When they reach Blackbriar, they wander along the front of the house, peering through the slats of the closed shutters and examining the front door for signs of forced entry. The inside is dar
k. The door and windows are untouched. A search of the back of the house yields no leads.
“My mother’s house, then the Church,” Tamriel suggests as Nynev lets out a growl of frustration. The former isn’t very likely, but it’s on the way to the Church, rundown, and private.

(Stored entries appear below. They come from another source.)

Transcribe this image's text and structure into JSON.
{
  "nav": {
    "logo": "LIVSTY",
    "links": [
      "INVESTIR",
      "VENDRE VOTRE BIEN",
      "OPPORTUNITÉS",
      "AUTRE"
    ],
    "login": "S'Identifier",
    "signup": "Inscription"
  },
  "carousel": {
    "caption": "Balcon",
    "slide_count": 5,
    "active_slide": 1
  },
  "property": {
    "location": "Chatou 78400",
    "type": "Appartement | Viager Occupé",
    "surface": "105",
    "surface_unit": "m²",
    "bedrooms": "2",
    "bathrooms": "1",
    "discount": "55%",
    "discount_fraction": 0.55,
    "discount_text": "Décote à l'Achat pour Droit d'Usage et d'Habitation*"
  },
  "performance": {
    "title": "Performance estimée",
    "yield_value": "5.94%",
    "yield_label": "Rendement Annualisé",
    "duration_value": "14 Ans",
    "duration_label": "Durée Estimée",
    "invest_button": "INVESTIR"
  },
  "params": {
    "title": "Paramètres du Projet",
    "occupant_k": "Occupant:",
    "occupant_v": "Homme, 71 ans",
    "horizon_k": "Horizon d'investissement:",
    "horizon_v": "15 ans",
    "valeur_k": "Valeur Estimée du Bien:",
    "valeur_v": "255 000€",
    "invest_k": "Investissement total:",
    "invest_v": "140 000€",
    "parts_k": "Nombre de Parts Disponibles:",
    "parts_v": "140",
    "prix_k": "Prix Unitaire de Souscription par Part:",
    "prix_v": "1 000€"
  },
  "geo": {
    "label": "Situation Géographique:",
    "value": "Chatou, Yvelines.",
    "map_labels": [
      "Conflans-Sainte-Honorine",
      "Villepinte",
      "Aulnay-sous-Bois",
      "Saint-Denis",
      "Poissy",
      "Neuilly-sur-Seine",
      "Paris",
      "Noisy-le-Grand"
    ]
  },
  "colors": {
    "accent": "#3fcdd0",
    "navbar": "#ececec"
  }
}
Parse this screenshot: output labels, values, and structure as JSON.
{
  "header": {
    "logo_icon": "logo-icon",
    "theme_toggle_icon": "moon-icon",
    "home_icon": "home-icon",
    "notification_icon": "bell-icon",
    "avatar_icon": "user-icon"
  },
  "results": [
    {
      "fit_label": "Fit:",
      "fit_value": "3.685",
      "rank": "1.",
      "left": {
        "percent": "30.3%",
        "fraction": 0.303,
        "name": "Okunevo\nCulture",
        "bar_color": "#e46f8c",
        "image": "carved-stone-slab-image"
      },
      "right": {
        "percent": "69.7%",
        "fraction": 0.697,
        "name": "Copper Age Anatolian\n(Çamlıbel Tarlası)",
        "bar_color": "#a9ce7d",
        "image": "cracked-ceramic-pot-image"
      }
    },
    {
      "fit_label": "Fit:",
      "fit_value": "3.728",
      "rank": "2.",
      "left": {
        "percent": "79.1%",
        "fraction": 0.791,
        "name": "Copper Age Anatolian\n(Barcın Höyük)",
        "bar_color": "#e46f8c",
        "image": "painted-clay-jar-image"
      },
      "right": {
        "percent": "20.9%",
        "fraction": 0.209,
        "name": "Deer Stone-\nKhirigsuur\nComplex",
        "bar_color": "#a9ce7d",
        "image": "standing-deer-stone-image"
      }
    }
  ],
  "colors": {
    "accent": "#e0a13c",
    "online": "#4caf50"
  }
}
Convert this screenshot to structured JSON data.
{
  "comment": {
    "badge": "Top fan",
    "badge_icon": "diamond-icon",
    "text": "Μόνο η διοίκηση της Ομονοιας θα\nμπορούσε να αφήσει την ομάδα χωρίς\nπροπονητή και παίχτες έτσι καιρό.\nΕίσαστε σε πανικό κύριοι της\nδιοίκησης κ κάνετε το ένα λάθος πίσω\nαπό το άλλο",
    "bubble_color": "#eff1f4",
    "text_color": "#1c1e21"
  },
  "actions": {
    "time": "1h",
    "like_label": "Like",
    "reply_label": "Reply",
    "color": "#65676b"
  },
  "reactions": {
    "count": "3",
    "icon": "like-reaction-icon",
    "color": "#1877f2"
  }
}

Ten minutes later, they search the dilapidated manor the same way and come up with nothing. The padlock the guards had placed on the front door after Calum’s attack is intact. The garden is so overgrown that they’d be able to see a clear path through the vegetation had anyone been desperate enough to break in as Calum had.
Nynev slams a hand against the front door, rattling the padlock on its chain. “On to the Church?” she asks, clearly struggling to keep a rein on her temper. Without waiting for a response, she bounds down the steps and jogs down the street, stomping through a puddle in the process. Tamriel hurries after her, silently debating whether to try and calm her or to weather the storm. He settles on the latter. She’d likely bite his head off before he could get two words out.
He stares through the gaps between the rooftops at the tall spires of the Church, just visible against the backdrop of the starry night sky, as he falls into step behind her. Creator save them all; she’ll tear the city apart brick by brick if they do not find her sister soon.
When the groggy-faced High Priestess closes the door of the Church in their faces half an hour later—having informed them that Lethandris has not returned since she left that evening to work in the castle—Nynev kicks the door over and over and over again, spitting curses in Cirisian and the common tongue. When no response comes, her shoulders slump and she sinks to the ground, wrapping her arms around her knees. “I don’t know where she is,” she whispers, looking up at Tamriel with pure panic in her eyes. “I don’t know where they could have gone.”